Zinc Complex Chemistry of N,N,O Ligands Providing a Hydrophobic Cavity

Three new highly substituted bis(2-picolyl)(2-hydroxybenzyl)amine ligands were synthesized, and their biomimetic zinc complex chemistry was explored. They have tert-butyl substituents at the 3-and 5-positions of their phenyl rings, and they bear one phenyl group (HL²), two methyl groups (HL³), or two phenyl groups (HL⁴) at the 6-positions of their pyridyl rings. Their reactions with hydrated zinc perchlorate yield three distinctively different complex types.
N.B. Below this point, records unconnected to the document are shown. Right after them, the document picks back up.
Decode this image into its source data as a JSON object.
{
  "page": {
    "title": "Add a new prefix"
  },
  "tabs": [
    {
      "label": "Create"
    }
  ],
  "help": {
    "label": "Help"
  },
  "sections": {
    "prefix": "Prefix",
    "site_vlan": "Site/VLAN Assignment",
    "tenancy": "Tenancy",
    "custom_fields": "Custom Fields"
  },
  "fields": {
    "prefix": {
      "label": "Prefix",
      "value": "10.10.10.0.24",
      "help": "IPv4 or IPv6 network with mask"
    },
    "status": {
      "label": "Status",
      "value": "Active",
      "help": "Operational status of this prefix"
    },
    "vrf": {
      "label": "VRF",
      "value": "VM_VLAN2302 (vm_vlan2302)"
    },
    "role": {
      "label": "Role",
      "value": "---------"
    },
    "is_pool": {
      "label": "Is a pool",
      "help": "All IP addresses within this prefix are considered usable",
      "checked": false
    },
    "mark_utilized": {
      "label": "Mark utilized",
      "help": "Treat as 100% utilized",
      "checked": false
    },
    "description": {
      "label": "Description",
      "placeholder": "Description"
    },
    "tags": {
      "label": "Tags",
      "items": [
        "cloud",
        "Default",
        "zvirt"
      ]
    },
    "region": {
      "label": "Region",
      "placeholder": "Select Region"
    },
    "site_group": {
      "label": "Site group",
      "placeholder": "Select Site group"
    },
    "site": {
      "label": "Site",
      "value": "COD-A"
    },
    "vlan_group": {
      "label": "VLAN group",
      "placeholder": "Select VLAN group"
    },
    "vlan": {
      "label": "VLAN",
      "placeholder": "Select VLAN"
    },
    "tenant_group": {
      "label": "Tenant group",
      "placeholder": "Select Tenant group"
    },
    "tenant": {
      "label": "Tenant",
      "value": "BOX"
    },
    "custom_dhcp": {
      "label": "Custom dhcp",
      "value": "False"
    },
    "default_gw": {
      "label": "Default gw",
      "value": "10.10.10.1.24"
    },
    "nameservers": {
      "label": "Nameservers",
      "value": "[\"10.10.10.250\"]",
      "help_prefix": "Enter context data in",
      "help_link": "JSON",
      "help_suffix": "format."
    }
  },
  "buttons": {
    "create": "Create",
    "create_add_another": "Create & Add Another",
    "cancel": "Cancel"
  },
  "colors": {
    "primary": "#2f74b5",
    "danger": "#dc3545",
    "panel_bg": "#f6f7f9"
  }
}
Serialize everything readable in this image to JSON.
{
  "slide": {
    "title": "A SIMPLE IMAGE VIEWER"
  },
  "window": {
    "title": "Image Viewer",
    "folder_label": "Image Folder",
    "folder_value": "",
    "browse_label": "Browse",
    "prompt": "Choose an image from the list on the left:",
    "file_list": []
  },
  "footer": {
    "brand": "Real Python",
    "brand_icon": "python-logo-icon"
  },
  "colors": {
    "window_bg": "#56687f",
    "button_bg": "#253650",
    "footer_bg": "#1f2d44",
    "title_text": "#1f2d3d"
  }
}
L² forms a trigonal-bipyramidal aqua complex, and L³, a square-pyramidal aqua complex. The substituents on L⁴ leave no room for a water ligand, and the resulting zinc complex is trigonal-monopyramidal with a vacant coordination site. The water ligands on the L²Zn and L³Zn units can be replaced by anionic halide, thiocyanate, p-nitrophenolate, benzoate, and organophosphate as well as uncharged pyridine ligands. The L⁴Zn unit forms labile halide, p-nitrophenolate, and pyridine complexes. Triethylamine converts the aqua complexes to the labile hydroxides L²Zn−OH and L³Zn−OH, and in polar media [L³Zn−OH₂]⁺ seems to be in equilibrium with L³Zn−OH. The hydroxides, but not the water complexes, effect the hydrolytic cleavage of tris(p-nitrophenyl) phosphate to bis(p-nitrophenyl) phosphate. The kinetic investigation of the cleavage reactions has shown them to be second-order reactions, thereby supporting the proposed four-center mechanism.